[R-C] Congestion Control BOF

Tue Oct 11 04:08:24 CEST 2011

On 10/8/2011 11:29 PM, Justin Uberti wrote:
>
>
> On Sat, Oct 8, 2011 at 10:39 PM, Randell Jesup <randell-ietf at jesup.org
> <mailto:randell-ietf at jesup.org>> wrote:
>
>     Well, I'm probably being overly-worried about processing delays (and
>     in particular differing delays for audio and video).  Let's say
>     audio gets sampled at X, and (ignoring other processing steps) takes
>     1ms to encode.  It gets to the wire at X + <other steps> + 1.  Lets
>     say video is also sampled at X, and (ignoring other processing
>     steps) takes 10ms to encode.  It gets to the wire at X + <other
>     steps> + 10.  So we've added a 9ms offset to all our A/V sync, and
>     in this case it's in the "wrong" direction (people are more
>     sensitive to early-audio than early-video). And if "other steps" on
>     each side don't balance (and they may not), it could be worse.  I
>     also worry more that in a browser, with no access to true RT_PRI
>     processing, the delays could be significantly variable (we get
>     preempted by some other process/thread for 10 or 20ms, etc).  Also,
>     if the receiver isn't careful it could be tricked into skipping
>     frames it should be displaying due to jitter in the packet-to-packet
>     timestamps.
>
>
>     So perhaps I'm not being overly-worried.  I realize that I'm trading
>     off accuracy in bandwidth estimation (or if you prefer, reaction
>     speed) for ease in getting a consistent framerate and best-possible
>     A/V sync.
>     In a perfect world we'd record the sampling time and the delta until
>     it was submitted to sendto(), so we'd have both.  (You could use a
>     header extension to do that).
>
>
> There's a lot more going on here. The algorithmic delays for audio and
> video will often be different, the capture delays perhaps wildly so. In
> addition, you won't want to just dump the video directly onto the wire -
> typically it will be leaked out over some interval to avoid bandwidth
> spikes, and the audio will have to maintain some jitter buffer to
> prevent underrun - so I think the encoding processing deltas will be
> nominal compared to the other delays in the pipeline.

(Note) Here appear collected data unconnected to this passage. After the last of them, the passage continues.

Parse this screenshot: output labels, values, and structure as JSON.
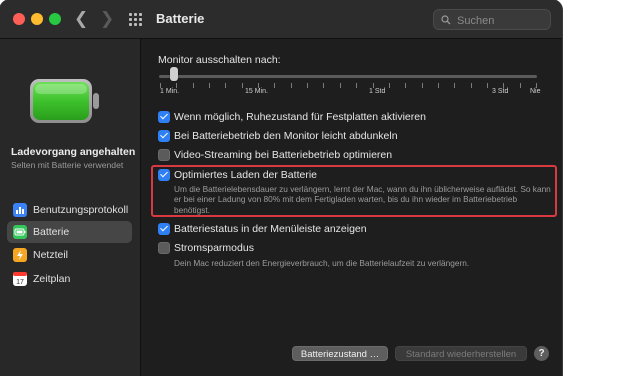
{
  "window": {
    "title": "Batterie"
  },
  "search": {
    "placeholder": "Suchen"
  },
  "sidebar": {
    "status_title": "Ladevorgang angehalten",
    "status_subtitle": "Selten mit Batterie verwendet",
    "items": [
      {
        "label": "Benutzungsprotokoll",
        "icon": "bar-chart-icon",
        "color": "#3b82f6"
      },
      {
        "label": "Batterie",
        "icon": "battery-icon",
        "color": "#34c759",
        "selected": true
      },
      {
        "label": "Netzteil",
        "icon": "power-plug-icon",
        "color": "#f5a623"
      },
      {
        "label": "Zeitplan",
        "icon": "calendar-icon",
        "color": "#ffffff"
      }
    ]
  },
  "monitor": {
    "label": "Monitor ausschalten nach:",
    "ticks": [
      "1 Min.",
      "15 Min.",
      "1 Std",
      "3 Std",
      "Nie"
    ],
    "value": "2 Min."
  },
  "options": [
    {
      "label": "Wenn möglich, Ruhezustand für Festplatten aktivieren",
      "checked": true
    },
    {
      "label": "Bei Batteriebetrieb den Monitor leicht abdunkeln",
      "checked": true
    },
    {
      "label": "Video-Streaming bei Batteriebetrieb optimieren",
      "checked": false
    },
    {
      "label": "Optimiertes Laden der Batterie",
      "checked": true,
      "description": "Um die Batterielebensdauer zu verlängern, lernt der Mac, wann du ihn üblicherweise auflädst. So kann er bei einer Ladung von 80% mit dem Fertigladen warten, bis du ihn wieder im Batteriebetrieb benötigst."
    },
    {
      "label": "Batteriestatus in der Menüleiste anzeigen",
      "checked": true
    },
    {
      "label": "Stromsparmodus",
      "checked": false,
      "description": "Dein Mac reduziert den Energieverbrauch, um die Batterielaufzeit zu verlängern."
    }
  ],
  "buttons": {
    "battery_health": "Batteriezustand …",
    "restore_defaults": "Standard wiederherstellen",
    "help": "?"
  },
  "colors": {
    "accent": "#2f7ff5",
    "highlight_box": "#d93a42",
    "battery_fill": "#4cd137"
  }
}
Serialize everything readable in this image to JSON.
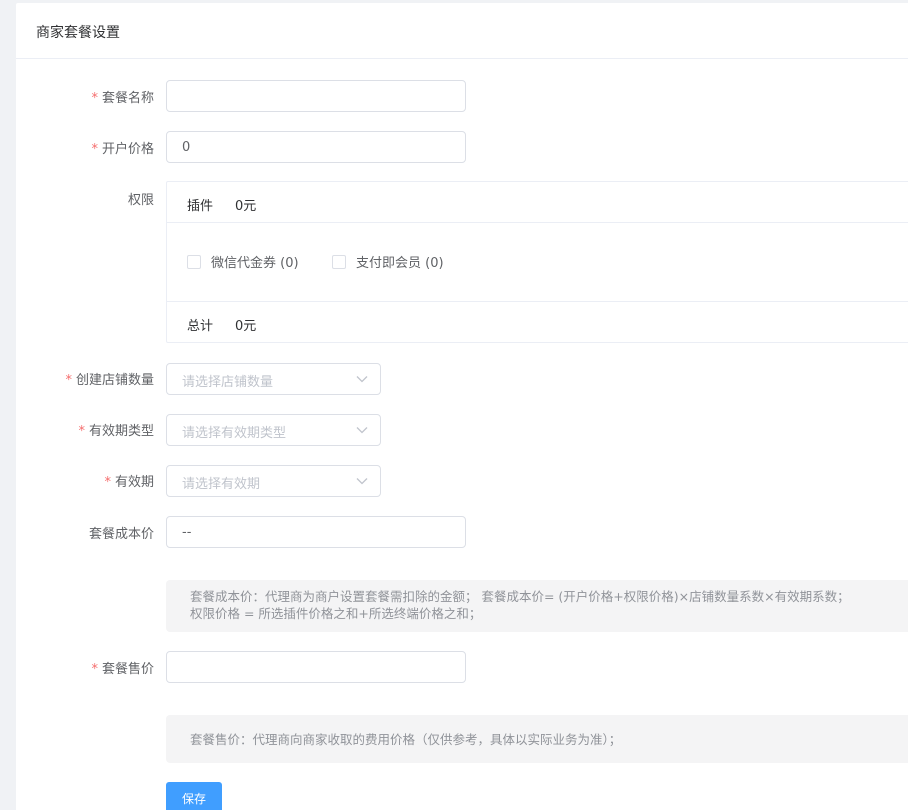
{
  "header": {
    "title": "商家套餐设置"
  },
  "form": {
    "name": {
      "label": "套餐名称",
      "required": true,
      "value": ""
    },
    "open_price": {
      "label": "开户价格",
      "required": true,
      "value": "0"
    },
    "permissions": {
      "label": "权限",
      "plugin_key": "插件",
      "plugin_value": "0元",
      "options": [
        {
          "label": "微信代金券 (0)",
          "checked": false
        },
        {
          "label": "支付即会员 (0)",
          "checked": false
        }
      ],
      "total_key": "总计",
      "total_value": "0元"
    },
    "store_count": {
      "label": "创建店铺数量",
      "required": true,
      "placeholder": "请选择店铺数量"
    },
    "validity_type": {
      "label": "有效期类型",
      "required": true,
      "placeholder": "请选择有效期类型"
    },
    "validity": {
      "label": "有效期",
      "required": true,
      "placeholder": "请选择有效期"
    },
    "cost_price": {
      "label": "套餐成本价",
      "required": false,
      "value": "--"
    },
    "cost_tip": {
      "line1": "套餐成本价：代理商为商户设置套餐需扣除的金额； 套餐成本价= (开户价格+权限价格)×店铺数量系数×有效期系数；",
      "line2": "权限价格 = 所选插件价格之和+所选终端价格之和；"
    },
    "sale_price": {
      "label": "套餐售价",
      "required": true,
      "value": ""
    },
    "sale_tip": {
      "line1": "套餐售价：代理商向商家收取的费用价格（仅供参考，具体以实际业务为准）；"
    },
    "save_button": "保存"
  },
  "colors": {
    "required_mark": "#f56c6c",
    "primary": "#409eff",
    "placeholder": "#c0c4cc",
    "tip_background": "#f4f4f5"
  }
}
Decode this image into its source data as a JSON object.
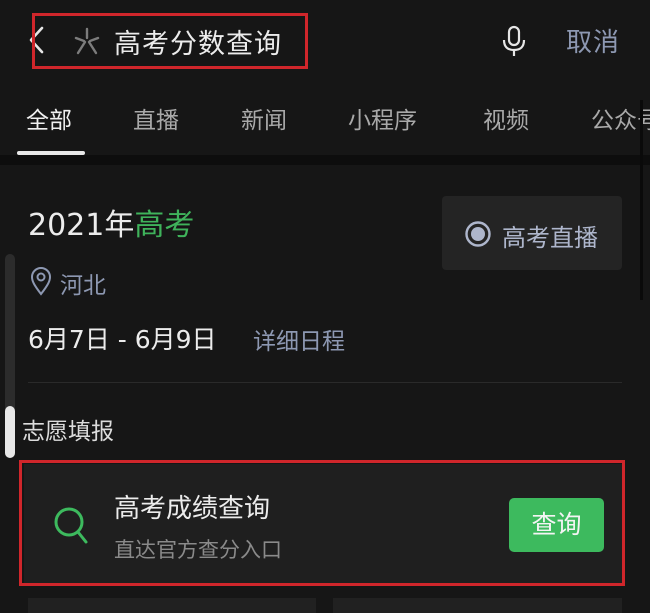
{
  "header": {
    "query": "高考分数查询",
    "cancel_label": "取消",
    "icons": {
      "back": "chevron-left-icon",
      "search_logo": "wechat-search-icon",
      "mic": "microphone-icon"
    }
  },
  "tabs": [
    {
      "label": "全部",
      "active": true
    },
    {
      "label": "直播",
      "active": false
    },
    {
      "label": "新闻",
      "active": false
    },
    {
      "label": "小程序",
      "active": false
    },
    {
      "label": "视频",
      "active": false
    },
    {
      "label": "公众号",
      "active": false
    }
  ],
  "event": {
    "title_prefix": "2021年",
    "title_highlight": "高考",
    "location": "河北",
    "dates": "6月7日 - 6月9日",
    "details_link": "详细日程",
    "live_button_label": "高考直播"
  },
  "section": {
    "title": "志愿填报",
    "card": {
      "title": "高考成绩查询",
      "subtitle": "直达官方查分入口",
      "button_label": "查询"
    }
  },
  "colors": {
    "accent_green": "#3dba5e",
    "link_blue_gray": "#8d98b2",
    "highlight_red": "#d0262b",
    "background": "#161616"
  }
}
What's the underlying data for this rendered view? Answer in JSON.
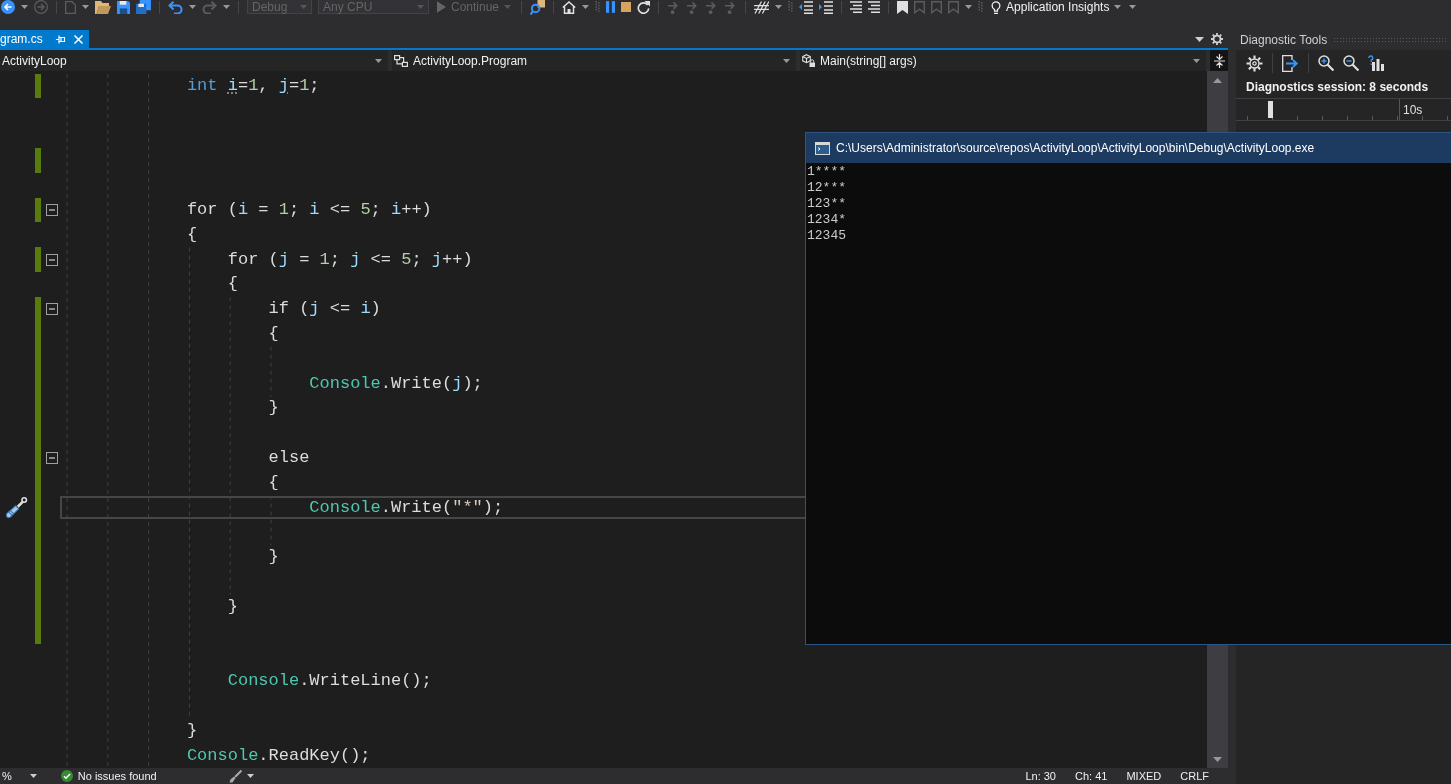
{
  "toolbar": [
    {
      "kind": "dropdown",
      "label": "Debug",
      "disabled": true
    },
    {
      "kind": "dropdown",
      "label": "Any CPU",
      "disabled": true
    },
    {
      "kind": "button",
      "label": "Continue",
      "disabled": true
    },
    {
      "kind": "button",
      "label": "Application Insights",
      "disabled": false
    }
  ],
  "document_tabs": [
    {
      "label": "gram.cs",
      "selected": true
    }
  ],
  "navigation_bar": {
    "project": "ActivityLoop",
    "type": "ActivityLoop.Program",
    "member": "Main(string[] args)"
  },
  "editor": {
    "lines": [
      {
        "tokens": [
          {
            "text": "            int ",
            "kind": "keyword"
          },
          {
            "text": "i",
            "kind": "hint"
          },
          {
            "text": "=",
            "kind": "plain"
          },
          {
            "text": "1",
            "kind": "number"
          },
          {
            "text": ", ",
            "kind": "plain"
          },
          {
            "text": "j",
            "kind": "hint"
          },
          {
            "text": "=",
            "kind": "plain"
          },
          {
            "text": "1",
            "kind": "number"
          },
          {
            "text": ";",
            "kind": "plain"
          }
        ],
        "changed": true,
        "collapsible": false,
        "current": false
      },
      {
        "changed": false,
        "collapsible": false,
        "current": false
      },
      {
        "changed": false,
        "collapsible": false,
        "current": false
      },
      {
        "changed": true,
        "collapsible": false,
        "current": false
      },
      {
        "changed": false,
        "collapsible": false,
        "current": false
      },
      {
        "tokens": [
          {
            "text": "            for (",
            "kind": "plain"
          },
          {
            "text": "i",
            "kind": "variable"
          },
          {
            "text": " = ",
            "kind": "plain"
          },
          {
            "text": "1",
            "kind": "number"
          },
          {
            "text": "; ",
            "kind": "plain"
          },
          {
            "text": "i",
            "kind": "variable"
          },
          {
            "text": " <= ",
            "kind": "plain"
          },
          {
            "text": "5",
            "kind": "number"
          },
          {
            "text": "; ",
            "kind": "plain"
          },
          {
            "text": "i",
            "kind": "variable"
          },
          {
            "text": "++)",
            "kind": "plain"
          }
        ],
        "changed": true,
        "collapsible": true,
        "current": false
      },
      {
        "tokens": [
          {
            "text": "            {",
            "kind": "plain"
          }
        ],
        "changed": false,
        "collapsible": false,
        "current": false
      },
      {
        "tokens": [
          {
            "text": "                for (",
            "kind": "plain"
          },
          {
            "text": "j",
            "kind": "variable"
          },
          {
            "text": " = ",
            "kind": "plain"
          },
          {
            "text": "1",
            "kind": "number"
          },
          {
            "text": "; ",
            "kind": "plain"
          },
          {
            "text": "j",
            "kind": "variable"
          },
          {
            "text": " <= ",
            "kind": "plain"
          },
          {
            "text": "5",
            "kind": "number"
          },
          {
            "text": "; ",
            "kind": "plain"
          },
          {
            "text": "j",
            "kind": "variable"
          },
          {
            "text": "++)",
            "kind": "plain"
          }
        ],
        "changed": true,
        "collapsible": true,
        "current": false
      },
      {
        "tokens": [
          {
            "text": "                {",
            "kind": "plain"
          }
        ],
        "changed": false,
        "collapsible": false,
        "current": false
      },
      {
        "tokens": [
          {
            "text": "                    if (",
            "kind": "plain"
          },
          {
            "text": "j",
            "kind": "variable"
          },
          {
            "text": " <= ",
            "kind": "plain"
          },
          {
            "text": "i",
            "kind": "variable"
          },
          {
            "text": ")",
            "kind": "plain"
          }
        ],
        "changed": true,
        "collapsible": true,
        "current": false
      },
      {
        "tokens": [
          {
            "text": "                    {",
            "kind": "plain"
          }
        ],
        "changed": true,
        "collapsible": false,
        "current": false
      },
      {
        "changed": true,
        "collapsible": false,
        "current": false
      },
      {
        "tokens": [
          {
            "text": "                        Console",
            "kind": "type"
          },
          {
            "text": ".Write(",
            "kind": "plain"
          },
          {
            "text": "j",
            "kind": "variable"
          },
          {
            "text": ");",
            "kind": "plain"
          }
        ],
        "changed": true,
        "collapsible": false,
        "current": false
      },
      {
        "tokens": [
          {
            "text": "                    }",
            "kind": "plain"
          }
        ],
        "changed": true,
        "collapsible": false,
        "current": false
      },
      {
        "changed": true,
        "collapsible": false,
        "current": false
      },
      {
        "tokens": [
          {
            "text": "                    else",
            "kind": "plain"
          }
        ],
        "changed": true,
        "collapsible": true,
        "current": false
      },
      {
        "tokens": [
          {
            "text": "                    {",
            "kind": "plain"
          }
        ],
        "changed": true,
        "collapsible": false,
        "current": false
      },
      {
        "tokens": [
          {
            "text": "                        Console",
            "kind": "type"
          },
          {
            "text": ".Write(",
            "kind": "plain"
          },
          {
            "text": "\"*\"",
            "kind": "string"
          },
          {
            "text": ");",
            "kind": "plain"
          }
        ],
        "changed": true,
        "collapsible": false,
        "current": true
      },
      {
        "changed": true,
        "collapsible": false,
        "current": false
      },
      {
        "tokens": [
          {
            "text": "                    }",
            "kind": "plain"
          }
        ],
        "changed": true,
        "collapsible": false,
        "current": false
      },
      {
        "changed": true,
        "collapsible": false,
        "current": false
      },
      {
        "tokens": [
          {
            "text": "                }",
            "kind": "plain"
          }
        ],
        "changed": true,
        "collapsible": false,
        "current": false
      },
      {
        "changed": true,
        "collapsible": false,
        "current": false
      },
      {
        "changed": false,
        "collapsible": false,
        "current": false
      },
      {
        "tokens": [
          {
            "text": "                Console",
            "kind": "type"
          },
          {
            "text": ".WriteLine();",
            "kind": "plain"
          }
        ],
        "changed": false,
        "collapsible": false,
        "current": false
      },
      {
        "changed": false,
        "collapsible": false,
        "current": false
      },
      {
        "tokens": [
          {
            "text": "            }",
            "kind": "plain"
          }
        ],
        "changed": false,
        "collapsible": false,
        "current": false
      },
      {
        "tokens": [
          {
            "text": "            Console",
            "kind": "type"
          },
          {
            "text": ".ReadKey();",
            "kind": "plain"
          }
        ],
        "changed": false,
        "collapsible": false,
        "current": false
      }
    ]
  },
  "status_bar": {
    "zoom": "%",
    "issues": "No issues found",
    "line": "Ln: 30",
    "column": "Ch: 41",
    "mode": "MIXED",
    "line_endings": "CRLF"
  },
  "diagnostic_tools": {
    "title": "Diagnostic Tools",
    "session": "Diagnostics session: 8 seconds",
    "timeline_label": "10s"
  },
  "console_window": {
    "title": "C:\\Users\\Administrator\\source\\repos\\ActivityLoop\\ActivityLoop\\bin\\Debug\\ActivityLoop.exe",
    "output": [
      "1****",
      "12***",
      "123**",
      "1234*",
      "12345"
    ]
  }
}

Sure - though you have the sampling time of the audio and video, and if 
you do your job right on the playback side, they'll be rock-solid synced 
(and that can be done even if there's static drift between the audio and 
video timestamp clocks).  So long as you don't use time-on-wire 
timestamps...

> I think this also does illustrate why having "time-on-wire" timestamping
> is really useful for increasing estimation accuracy :-)

BTW, I was serious when I said you could improve on this with an RTP 
header extension with "time-on-the-wire" delta from sample time. 
However, I don't think we need this here.  As it would be totally 
optional and ignored, that could be added later.

-- 
Randell Jesup
randell-ietf at jesup.org